His friendship with Conan Doyle ended and his crusade against Spiritualism began in earnest.

The next year Houdini gave a performance at McGill University in Canada. Before the show, J. Gordon Whitehead, a student, went backstage. He claimed he wanted to test Houdini’s ability to counter any blow to his stomach.

Houdini, unprepared and seated, was sucker punched five times. He felt extreme pain but made it through that show and took a train to Detroit, to perform more shows.

Soon he developed a fever that climbed to 104 degrees. A doctor diagnosed appendicitis, and recommended immediate surgery. Houdini ignored his advice and performed a show at the Garrick Theater. He passed out during the show, was revived and continued. At the end of his performance he was rushed to the hospital where his appendix was removed.
The report was that it ruptured, and developed into peritonitis.

On Oct. 31, Houdini died with his beloved wife. Bess, at his side. He was 52 years old.

Rumors quickly arose that Spiritualists had designed Houdini’s demise.
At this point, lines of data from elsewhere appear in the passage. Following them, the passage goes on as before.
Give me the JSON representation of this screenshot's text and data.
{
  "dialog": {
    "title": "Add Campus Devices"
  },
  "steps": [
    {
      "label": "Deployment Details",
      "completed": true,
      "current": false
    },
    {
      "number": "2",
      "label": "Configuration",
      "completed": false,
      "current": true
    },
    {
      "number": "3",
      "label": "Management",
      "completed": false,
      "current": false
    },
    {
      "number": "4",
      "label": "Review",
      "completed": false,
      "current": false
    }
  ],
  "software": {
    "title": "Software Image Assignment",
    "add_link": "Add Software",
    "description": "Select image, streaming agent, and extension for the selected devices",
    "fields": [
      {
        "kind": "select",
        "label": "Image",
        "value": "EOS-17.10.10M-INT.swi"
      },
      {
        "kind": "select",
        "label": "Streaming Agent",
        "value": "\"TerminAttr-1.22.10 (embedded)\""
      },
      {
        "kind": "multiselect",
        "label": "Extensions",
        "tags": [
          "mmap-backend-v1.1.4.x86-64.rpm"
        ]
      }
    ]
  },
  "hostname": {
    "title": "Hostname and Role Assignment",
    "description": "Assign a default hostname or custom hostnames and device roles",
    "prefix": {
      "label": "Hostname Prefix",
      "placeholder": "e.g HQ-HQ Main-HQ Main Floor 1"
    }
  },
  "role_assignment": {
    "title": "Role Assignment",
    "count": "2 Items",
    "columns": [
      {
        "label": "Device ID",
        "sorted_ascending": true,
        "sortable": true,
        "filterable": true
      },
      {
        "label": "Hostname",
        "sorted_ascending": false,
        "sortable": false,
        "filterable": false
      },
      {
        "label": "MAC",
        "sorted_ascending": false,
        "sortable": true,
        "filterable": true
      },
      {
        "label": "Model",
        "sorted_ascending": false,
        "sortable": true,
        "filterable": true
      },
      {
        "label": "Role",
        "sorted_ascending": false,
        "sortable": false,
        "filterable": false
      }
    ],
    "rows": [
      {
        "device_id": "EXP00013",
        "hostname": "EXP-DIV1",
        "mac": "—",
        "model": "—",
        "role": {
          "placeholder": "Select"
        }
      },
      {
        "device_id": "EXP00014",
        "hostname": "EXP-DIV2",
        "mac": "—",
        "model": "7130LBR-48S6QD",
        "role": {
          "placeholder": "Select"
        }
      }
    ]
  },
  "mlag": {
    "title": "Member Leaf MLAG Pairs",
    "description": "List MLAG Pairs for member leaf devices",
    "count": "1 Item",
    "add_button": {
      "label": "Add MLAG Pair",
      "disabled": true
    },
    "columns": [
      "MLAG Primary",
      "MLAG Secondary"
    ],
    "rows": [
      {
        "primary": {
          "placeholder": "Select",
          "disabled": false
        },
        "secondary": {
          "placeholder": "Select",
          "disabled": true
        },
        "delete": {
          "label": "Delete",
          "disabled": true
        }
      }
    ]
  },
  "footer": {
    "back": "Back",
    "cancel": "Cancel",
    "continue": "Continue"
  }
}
He certainly had plenty of enemies, as extraordinary and charismatic people often do.

WHAT HAPPENED?

The Secret Life of Houdini: The Making of America's First SuperheroOne book, “The Secret Life of Houdini” made the point that Spiritualists had a history of poisoning their detractors. It would not have been hard for someone determined to poison the famous debunker, and well-chosen poisons could produce symptoms similar to the ones he reported.

There was never any autopsy to confirm appendicitis. There was also much debate focused on the student who punched Houdini in the gut. There was a theory that Whitehead might have been hired or been sympathetic to a Spiritualist who had previously threatened Houdini’s life.

Many historians tended to dismiss the murder theories as speculation, and unlikely.

For some the real question was whether Houdini’s ruptured appendix had any connection to the stomach blows. Or did the punches simply cause the magician to ignore an already existing case of appendicitis?

Ironically, Houdini’s interest in mediums came out of his wish to communicate with his dead, beloved mother. His experience with mediums made him acutely aware of the pain caused by fakery as well as the high price of solace.

His promise to his wife, Bess, was that if indeed after death he could communicate with her, he would – on the anniversary of his death.

Never on any Halloween did Bess get word beyond the grave from Houdini.